Despite its promise, the integration of AI into histopathology faces several challenges.

Accurate detection and segmentation of regions of interest in tissue images are crucial. There are also technical and regulatory hurdles to overcome when implementing AI solutions in clinical settings. Additionally, developing interpretable AI models that clinicians can trust remains an ongoing quest.

Moreover, the vast amount of data generated by whole slide images (WSIs) necessitates efficient processing algorithms that can handle the complexity and scale of the data without compromising accuracy.

The Quantori AI-Driven Workflow for Histopathology

At Quantori, in partnership with a leading pharmaceutical company, we developed a cutting-edge approach to histopathology image processing. This approach focuses on an AI-enabled histopathology workflow (shown below) to classify the immunological phenotype of WSIs human solid tumors.

_{Diagram of the AI histopathology workflow solution}

This workflow comprises several stages:

1. Entropy-based Slicing: The process begins with partitioning input WSIs into smaller patches. These patches are filtered using specific entropy-based criteria to keep only those deemed relevant for further analysis.

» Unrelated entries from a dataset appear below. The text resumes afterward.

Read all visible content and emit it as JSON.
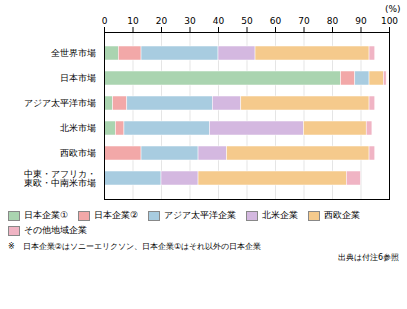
{
  "chart_data": {
    "type": "bar",
    "orientation": "horizontal",
    "stacked": true,
    "categories": [
      "全世界市場",
      "日本市場",
      "アジア太平洋市場",
      "北米市場",
      "西欧市場",
      "中東・アフリカ・\n東欧・中南米市場"
    ],
    "series": [
      {
        "name": "日本企業①",
        "color": "#aad4b0",
        "values": [
          5,
          83,
          3,
          4,
          0,
          0
        ]
      },
      {
        "name": "日本企業②",
        "color": "#f2a8a8",
        "values": [
          8,
          5,
          5,
          3,
          13,
          0
        ]
      },
      {
        "name": "アジア太平洋企業",
        "color": "#a8cce0",
        "values": [
          27,
          5,
          30,
          30,
          20,
          20
        ]
      },
      {
        "name": "北米企業",
        "color": "#d4b8e0",
        "values": [
          13,
          0,
          10,
          33,
          10,
          13
        ]
      },
      {
        "name": "西欧企業",
        "color": "#f5ca8c",
        "values": [
          40,
          5,
          45,
          22,
          50,
          52
        ]
      },
      {
        "name": "その他地域企業",
        "color": "#f0b4c4",
        "values": [
          2,
          1,
          2,
          2,
          2,
          5
        ]
      }
    ],
    "xlim": [
      0,
      100
    ],
    "xticks": [
      0,
      10,
      20,
      30,
      40,
      50,
      60,
      70,
      80,
      90,
      100
    ],
    "xlabel": "(%)",
    "grid": true,
    "legend": "bottom",
    "annotations": [
      "※　日本企業②はソニーエリクソン、日本企業①はそれ以外の日本企業",
      "出典は付注6参照"
    ]
  }
}
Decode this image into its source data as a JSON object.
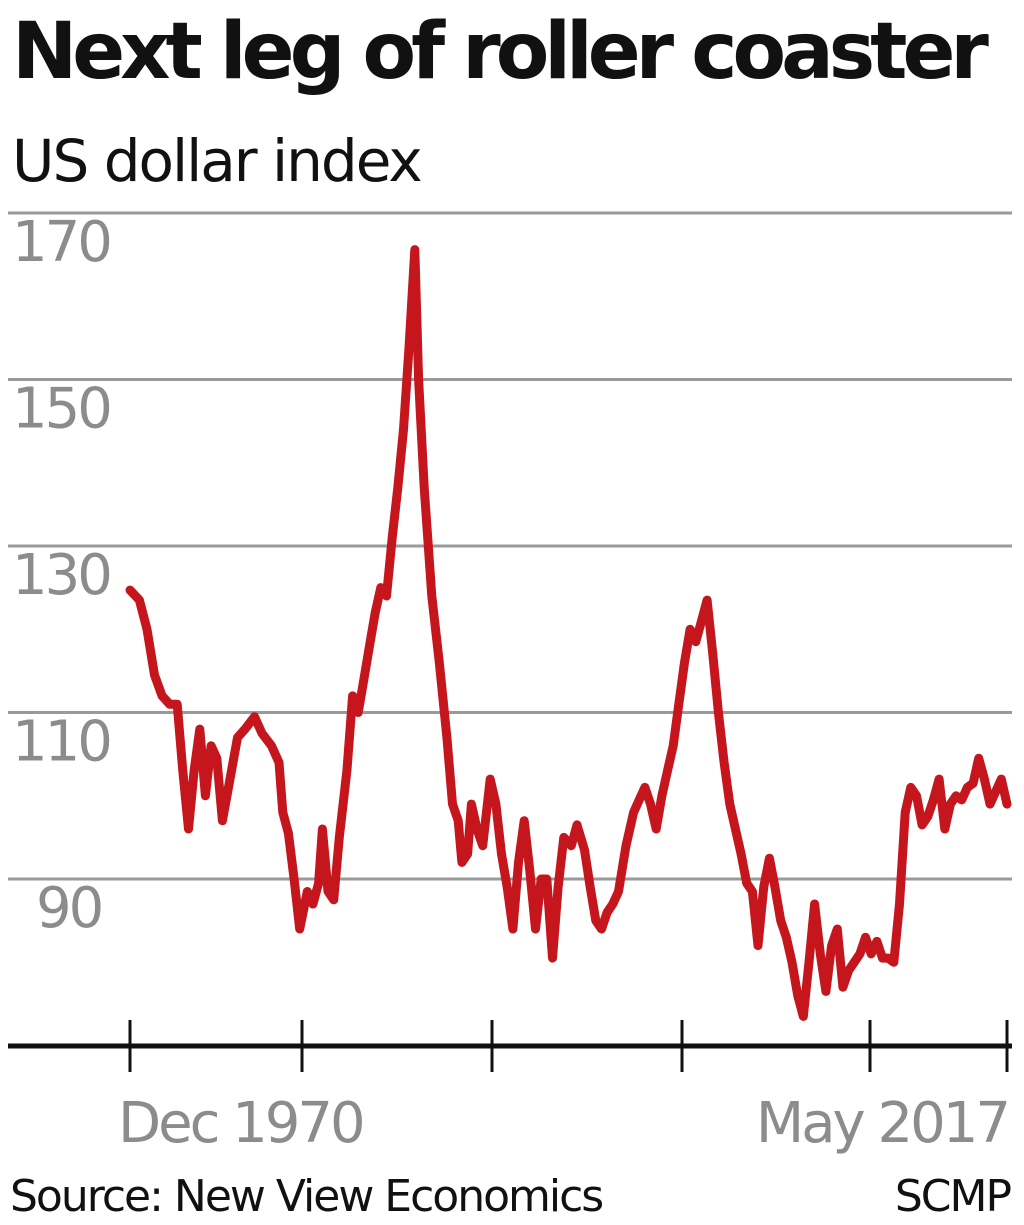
{
  "header": {
    "title": "Next leg of roller coaster",
    "subtitle": "US dollar index"
  },
  "footer": {
    "source": "Source: New View Economics",
    "credit": "SCMP"
  },
  "colors": {
    "line": "#c4161c",
    "grid": "#9a9a9a",
    "axis": "#111111",
    "tick_label": "#8c8c8c"
  },
  "chart_data": {
    "type": "line",
    "title": "Next leg of roller coaster",
    "subtitle": "US dollar index",
    "xlabel": "",
    "ylabel": "",
    "x_tick_labels": [
      "Dec 1970",
      "May 2017"
    ],
    "y_ticks": [
      90,
      110,
      130,
      150,
      170
    ],
    "ylim": [
      70,
      174
    ],
    "xlim": [
      1970.9,
      2017.4
    ],
    "grid": true,
    "legend": "none",
    "series": [
      {
        "values": [
          [
            1970.9,
            124.7
          ],
          [
            1971.4,
            123.5
          ],
          [
            1971.8,
            120.0
          ],
          [
            1972.2,
            114.5
          ],
          [
            1972.6,
            112.0
          ],
          [
            1973.0,
            111.0
          ],
          [
            1973.4,
            111.0
          ],
          [
            1973.7,
            103.0
          ],
          [
            1974.0,
            96.0
          ],
          [
            1974.3,
            103.0
          ],
          [
            1974.6,
            108.0
          ],
          [
            1974.9,
            100.0
          ],
          [
            1975.2,
            106.0
          ],
          [
            1975.5,
            104.5
          ],
          [
            1975.8,
            97.0
          ],
          [
            1976.2,
            102.0
          ],
          [
            1976.6,
            107.0
          ],
          [
            1977.0,
            108.0
          ],
          [
            1977.5,
            109.5
          ],
          [
            1977.9,
            107.5
          ],
          [
            1978.4,
            106.0
          ],
          [
            1978.8,
            104.0
          ],
          [
            1979.0,
            98.0
          ],
          [
            1979.3,
            95.5
          ],
          [
            1979.6,
            90.0
          ],
          [
            1979.9,
            84.0
          ],
          [
            1980.3,
            88.5
          ],
          [
            1980.6,
            87.0
          ],
          [
            1980.9,
            89.5
          ],
          [
            1981.1,
            96.0
          ],
          [
            1981.4,
            88.5
          ],
          [
            1981.7,
            87.5
          ],
          [
            1982.0,
            95.0
          ],
          [
            1982.4,
            103.0
          ],
          [
            1982.7,
            112.0
          ],
          [
            1983.0,
            110.0
          ],
          [
            1983.3,
            114.0
          ],
          [
            1983.6,
            118.0
          ],
          [
            1983.9,
            122.0
          ],
          [
            1984.2,
            125.0
          ],
          [
            1984.5,
            124.0
          ],
          [
            1984.8,
            131.0
          ],
          [
            1985.1,
            137.0
          ],
          [
            1985.4,
            144.0
          ],
          [
            1985.7,
            154.0
          ],
          [
            1986.0,
            165.6
          ],
          [
            1986.2,
            150.0
          ],
          [
            1986.5,
            137.0
          ],
          [
            1986.9,
            124.0
          ],
          [
            1987.3,
            116.0
          ],
          [
            1987.7,
            107.0
          ],
          [
            1988.0,
            99.0
          ],
          [
            1988.3,
            97.0
          ],
          [
            1988.5,
            92.0
          ],
          [
            1988.8,
            93.0
          ],
          [
            1989.0,
            99.0
          ],
          [
            1989.3,
            96.0
          ],
          [
            1989.6,
            94.0
          ],
          [
            1990.0,
            102.0
          ],
          [
            1990.3,
            99.0
          ],
          [
            1990.6,
            93.0
          ],
          [
            1990.9,
            89.0
          ],
          [
            1991.2,
            84.0
          ],
          [
            1991.5,
            92.0
          ],
          [
            1991.8,
            97.0
          ],
          [
            1992.1,
            91.0
          ],
          [
            1992.4,
            84.0
          ],
          [
            1992.7,
            90.0
          ],
          [
            1993.0,
            90.0
          ],
          [
            1993.3,
            80.5
          ],
          [
            1993.6,
            89.0
          ],
          [
            1993.9,
            95.0
          ],
          [
            1994.3,
            94.0
          ],
          [
            1994.6,
            96.5
          ],
          [
            1995.0,
            93.5
          ],
          [
            1995.3,
            89.0
          ],
          [
            1995.6,
            85.0
          ],
          [
            1995.9,
            84.0
          ],
          [
            1996.2,
            86.0
          ],
          [
            1996.5,
            87.0
          ],
          [
            1996.8,
            88.5
          ],
          [
            1997.2,
            94.0
          ],
          [
            1997.6,
            98.0
          ],
          [
            1997.9,
            99.5
          ],
          [
            1998.2,
            101.0
          ],
          [
            1998.5,
            99.0
          ],
          [
            1998.8,
            96.0
          ],
          [
            1999.1,
            100.0
          ],
          [
            1999.4,
            103.0
          ],
          [
            1999.7,
            106.0
          ],
          [
            2000.0,
            111.0
          ],
          [
            2000.3,
            116.0
          ],
          [
            2000.6,
            120.0
          ],
          [
            2000.9,
            118.5
          ],
          [
            2001.2,
            121.0
          ],
          [
            2001.5,
            123.5
          ],
          [
            2001.8,
            117.0
          ],
          [
            2002.1,
            110.0
          ],
          [
            2002.4,
            104.0
          ],
          [
            2002.7,
            99.0
          ],
          [
            2003.0,
            96.0
          ],
          [
            2003.3,
            93.0
          ],
          [
            2003.6,
            89.5
          ],
          [
            2003.9,
            88.5
          ],
          [
            2004.2,
            82.0
          ],
          [
            2004.5,
            89.0
          ],
          [
            2004.8,
            92.5
          ],
          [
            2005.1,
            89.0
          ],
          [
            2005.4,
            85.0
          ],
          [
            2005.7,
            83.0
          ],
          [
            2006.0,
            80.0
          ],
          [
            2006.3,
            76.0
          ],
          [
            2006.6,
            73.5
          ],
          [
            2006.9,
            80.0
          ],
          [
            2007.2,
            87.0
          ],
          [
            2007.5,
            81.0
          ],
          [
            2007.8,
            76.5
          ],
          [
            2008.1,
            82.0
          ],
          [
            2008.4,
            84.0
          ],
          [
            2008.7,
            77.0
          ],
          [
            2009.0,
            79.0
          ],
          [
            2009.3,
            80.0
          ],
          [
            2009.6,
            81.0
          ],
          [
            2009.9,
            83.0
          ],
          [
            2010.2,
            81.0
          ],
          [
            2010.5,
            82.5
          ],
          [
            2010.8,
            80.5
          ],
          [
            2011.1,
            80.5
          ],
          [
            2011.4,
            80.0
          ],
          [
            2011.7,
            87.0
          ],
          [
            2012.0,
            98.0
          ],
          [
            2012.3,
            101.0
          ],
          [
            2012.6,
            100.0
          ],
          [
            2012.9,
            96.5
          ],
          [
            2013.2,
            97.5
          ],
          [
            2013.5,
            99.5
          ],
          [
            2013.8,
            102.0
          ],
          [
            2014.1,
            96.0
          ],
          [
            2014.4,
            99.0
          ],
          [
            2014.7,
            100.0
          ],
          [
            2015.0,
            99.5
          ],
          [
            2015.3,
            101.0
          ],
          [
            2015.6,
            101.5
          ],
          [
            2015.9,
            104.5
          ],
          [
            2016.2,
            102.0
          ],
          [
            2016.5,
            99.0
          ],
          [
            2016.8,
            100.5
          ],
          [
            2017.1,
            102.0
          ],
          [
            2017.4,
            99.0
          ]
        ]
      }
    ]
  }
}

_{Partitioning of a WSI. Entropy-based conversion of a WSI into a subset of patches, highlighting relevant regions for further analysis}

2. Nucleus Segmentation: Utilizing HoVer  — Net, a sophisticated network for nuclear instance segmentation. This stage separates individual nuclei within the tissue samples, and each nuclei within the tissue sample is isolated.

_{Nucleus segmentation stage: HoVer  — Net accurately separates individual nuclei in tissue samples}

3. Nucleus Feature Extraction: This involves analyzing segmented nuclei to extract various features, such as contour, texture, and spatial attributes, which are crucial for accurate classification.

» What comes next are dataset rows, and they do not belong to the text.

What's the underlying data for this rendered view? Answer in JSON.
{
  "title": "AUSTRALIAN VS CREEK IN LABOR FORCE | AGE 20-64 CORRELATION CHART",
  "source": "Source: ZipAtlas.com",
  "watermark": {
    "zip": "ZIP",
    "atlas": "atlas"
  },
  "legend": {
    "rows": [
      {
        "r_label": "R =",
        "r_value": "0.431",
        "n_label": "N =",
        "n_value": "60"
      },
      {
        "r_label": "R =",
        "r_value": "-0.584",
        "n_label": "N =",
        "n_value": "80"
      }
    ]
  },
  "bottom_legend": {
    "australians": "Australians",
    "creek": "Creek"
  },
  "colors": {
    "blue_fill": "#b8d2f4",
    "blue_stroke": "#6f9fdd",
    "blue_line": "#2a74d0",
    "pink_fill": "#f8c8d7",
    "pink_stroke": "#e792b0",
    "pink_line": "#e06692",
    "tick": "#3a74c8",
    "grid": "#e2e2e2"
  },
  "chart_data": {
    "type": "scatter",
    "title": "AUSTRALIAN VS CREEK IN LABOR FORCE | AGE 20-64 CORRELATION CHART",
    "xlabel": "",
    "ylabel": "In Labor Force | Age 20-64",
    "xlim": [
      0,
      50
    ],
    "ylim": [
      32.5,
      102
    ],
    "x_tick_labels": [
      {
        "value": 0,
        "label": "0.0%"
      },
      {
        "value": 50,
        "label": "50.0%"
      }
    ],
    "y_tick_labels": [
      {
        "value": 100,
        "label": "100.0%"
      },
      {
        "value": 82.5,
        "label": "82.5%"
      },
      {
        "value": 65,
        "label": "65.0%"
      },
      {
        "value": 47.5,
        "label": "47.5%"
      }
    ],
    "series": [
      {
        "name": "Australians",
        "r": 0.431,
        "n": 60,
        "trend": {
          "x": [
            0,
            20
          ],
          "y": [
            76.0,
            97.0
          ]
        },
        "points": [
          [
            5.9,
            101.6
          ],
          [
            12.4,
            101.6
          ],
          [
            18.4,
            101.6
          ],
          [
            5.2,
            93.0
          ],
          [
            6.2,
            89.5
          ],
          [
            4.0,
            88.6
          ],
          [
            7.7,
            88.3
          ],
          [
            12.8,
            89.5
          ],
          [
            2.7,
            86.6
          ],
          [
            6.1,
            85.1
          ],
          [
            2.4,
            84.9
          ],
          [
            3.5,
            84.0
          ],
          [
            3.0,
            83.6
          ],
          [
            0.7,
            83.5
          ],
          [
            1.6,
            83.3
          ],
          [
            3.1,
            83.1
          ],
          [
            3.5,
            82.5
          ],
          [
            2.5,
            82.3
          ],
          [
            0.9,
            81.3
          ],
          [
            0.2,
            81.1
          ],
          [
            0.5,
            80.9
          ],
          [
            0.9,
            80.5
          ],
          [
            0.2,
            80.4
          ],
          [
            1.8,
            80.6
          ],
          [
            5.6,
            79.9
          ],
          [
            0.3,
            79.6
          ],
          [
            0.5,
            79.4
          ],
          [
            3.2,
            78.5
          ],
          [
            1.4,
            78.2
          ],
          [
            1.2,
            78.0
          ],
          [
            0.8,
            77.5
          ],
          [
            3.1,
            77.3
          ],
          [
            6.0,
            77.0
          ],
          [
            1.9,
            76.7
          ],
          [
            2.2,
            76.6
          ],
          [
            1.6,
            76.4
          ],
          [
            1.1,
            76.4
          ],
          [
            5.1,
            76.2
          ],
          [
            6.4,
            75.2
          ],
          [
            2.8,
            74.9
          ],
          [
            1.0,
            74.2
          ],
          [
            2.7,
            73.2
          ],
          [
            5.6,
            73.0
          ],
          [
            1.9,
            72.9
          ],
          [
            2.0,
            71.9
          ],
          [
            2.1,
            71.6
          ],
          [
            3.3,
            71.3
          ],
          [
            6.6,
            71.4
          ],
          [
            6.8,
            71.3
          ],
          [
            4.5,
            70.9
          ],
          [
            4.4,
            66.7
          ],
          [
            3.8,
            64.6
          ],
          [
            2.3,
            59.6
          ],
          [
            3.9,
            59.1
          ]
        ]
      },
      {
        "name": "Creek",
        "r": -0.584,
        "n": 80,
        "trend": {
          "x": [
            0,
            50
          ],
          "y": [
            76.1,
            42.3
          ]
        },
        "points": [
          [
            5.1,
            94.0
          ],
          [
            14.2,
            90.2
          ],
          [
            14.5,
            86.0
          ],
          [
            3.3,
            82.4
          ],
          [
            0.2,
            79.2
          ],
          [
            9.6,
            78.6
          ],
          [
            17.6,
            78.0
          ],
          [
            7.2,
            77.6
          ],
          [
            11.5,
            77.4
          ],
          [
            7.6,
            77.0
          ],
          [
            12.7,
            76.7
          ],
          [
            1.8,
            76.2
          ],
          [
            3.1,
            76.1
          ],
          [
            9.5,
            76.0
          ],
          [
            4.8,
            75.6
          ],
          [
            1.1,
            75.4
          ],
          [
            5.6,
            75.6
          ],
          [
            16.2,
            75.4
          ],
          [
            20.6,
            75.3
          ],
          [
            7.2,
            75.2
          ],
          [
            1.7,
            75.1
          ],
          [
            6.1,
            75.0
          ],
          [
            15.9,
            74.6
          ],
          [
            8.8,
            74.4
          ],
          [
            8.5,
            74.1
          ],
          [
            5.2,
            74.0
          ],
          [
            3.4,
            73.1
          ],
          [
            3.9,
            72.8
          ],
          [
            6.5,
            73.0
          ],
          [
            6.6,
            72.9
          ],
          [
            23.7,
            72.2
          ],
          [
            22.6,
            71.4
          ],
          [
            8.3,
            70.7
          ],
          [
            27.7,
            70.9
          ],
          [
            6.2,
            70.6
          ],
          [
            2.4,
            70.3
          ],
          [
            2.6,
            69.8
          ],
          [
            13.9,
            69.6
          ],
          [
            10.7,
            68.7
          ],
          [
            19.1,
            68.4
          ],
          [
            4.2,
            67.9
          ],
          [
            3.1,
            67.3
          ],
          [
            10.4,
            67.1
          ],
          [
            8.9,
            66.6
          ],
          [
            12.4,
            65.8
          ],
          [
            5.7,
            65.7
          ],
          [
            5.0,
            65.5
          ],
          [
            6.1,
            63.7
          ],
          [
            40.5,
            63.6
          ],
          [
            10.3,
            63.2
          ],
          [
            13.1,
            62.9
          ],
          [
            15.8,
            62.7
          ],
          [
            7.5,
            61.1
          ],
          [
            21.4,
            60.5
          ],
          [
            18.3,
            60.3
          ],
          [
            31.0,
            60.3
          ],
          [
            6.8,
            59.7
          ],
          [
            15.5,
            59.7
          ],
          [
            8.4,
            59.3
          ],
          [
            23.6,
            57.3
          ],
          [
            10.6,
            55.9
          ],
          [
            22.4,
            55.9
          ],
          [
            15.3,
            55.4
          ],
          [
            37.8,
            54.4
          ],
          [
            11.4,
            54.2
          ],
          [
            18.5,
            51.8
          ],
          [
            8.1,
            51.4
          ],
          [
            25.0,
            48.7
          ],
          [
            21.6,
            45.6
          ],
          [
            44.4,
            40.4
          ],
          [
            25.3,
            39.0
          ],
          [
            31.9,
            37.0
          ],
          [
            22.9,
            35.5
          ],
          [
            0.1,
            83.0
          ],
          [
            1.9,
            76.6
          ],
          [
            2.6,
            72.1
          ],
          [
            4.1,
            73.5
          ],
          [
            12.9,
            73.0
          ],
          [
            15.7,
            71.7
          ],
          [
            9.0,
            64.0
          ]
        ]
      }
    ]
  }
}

4. Nucleus Classification: An AutoML-based ensemble of supervised machine learning algorithms then classifies nuclei into categories such as Lymphocyte, Cancer, Stroma, or Parenchyma, based on the extracted features.

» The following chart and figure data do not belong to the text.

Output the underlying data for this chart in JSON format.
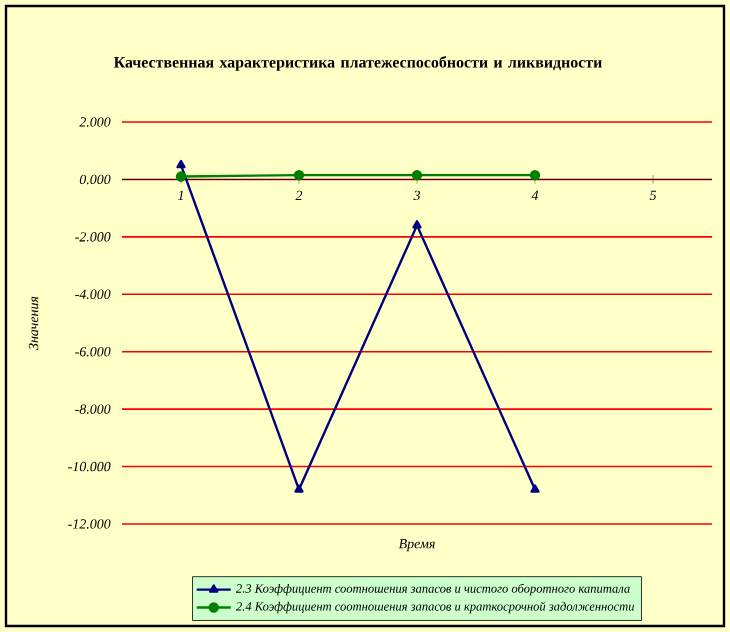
{
  "chart_data": {
    "type": "line",
    "title": "Качественная характеристика платежеспособности и ликвидности",
    "xlabel": "Время",
    "ylabel": "Значения",
    "categories": [
      "1",
      "2",
      "3",
      "4",
      "5"
    ],
    "series": [
      {
        "name": "2.3 Коэффициент соотношения запасов и чистого оборотного капитала",
        "color": "#000080",
        "marker": "triangle",
        "values": [
          0.5,
          -10.8,
          -1.6,
          -10.8,
          null
        ]
      },
      {
        "name": "2.4  Коэффициент соотношения запасов и краткосрочной задолженности",
        "color": "#008000",
        "marker": "circle",
        "values": [
          0.1,
          0.15,
          0.15,
          0.15,
          null
        ]
      }
    ],
    "ylim": [
      -12,
      2
    ],
    "yticks": [
      {
        "value": 2,
        "label": "2.000"
      },
      {
        "value": 0,
        "label": "0.000"
      },
      {
        "value": -2,
        "label": "-2.000"
      },
      {
        "value": -4,
        "label": "-4.000"
      },
      {
        "value": -6,
        "label": "-6.000"
      },
      {
        "value": -8,
        "label": "-8.000"
      },
      {
        "value": -10,
        "label": "-10.000"
      },
      {
        "value": -12,
        "label": "-12.000"
      }
    ],
    "grid": "y",
    "legend": "bottom",
    "line_style": "solid"
  }
}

5. Tumor-Immune Archetype Classification: Finally, the workflow classifies the WSI into one of three immunological phenotypes — immune inflamed, immune excluded, or immune desert — based on the density and types of nuclei present.

This AI-driven process not only streamlines the analysis of histopathology images but also enhances the precision with which immunological phenotypes are identified. It provides valuable insights into disease progression and response to immunotherapy.

A potential cancer case is shown below. The original WSI is on the left, and the segmented cells with the predicted tumor-immune archetype are on the right.

_{AI-driven histopathology pipeline output. Comparison of an original WSl (left) with segmented cells and predicted tumor-immune archetype classification (right), demonstrating the precision of the proposed AI-driven workflow. The source WSI is available for detailed viewing at the GDC Data Portal}

The Future of Histopathology with AI

Our solution addresses digital pathology challenges by showcasing a workflow that achieves high accuracy in classifying tumor-immune archetypes, while remaining interpretable and clinically relevant. By developing AI solutions that are both powerful and practical for clinical use, we can move closer to a future where histopathology and other medical areas are more precise, efficient, and consistent.

Integrating AI into histopathology marks a significant leap towards precision medicine. Diagnoses become more accurate, treatments more effective, and patients care tailored to unique biological makeup. As AI technologies evolves, their potential to transform histopathology and other areas of medicine is boundless, heralding a new era of smarter, faster, and more patient centered healthcare.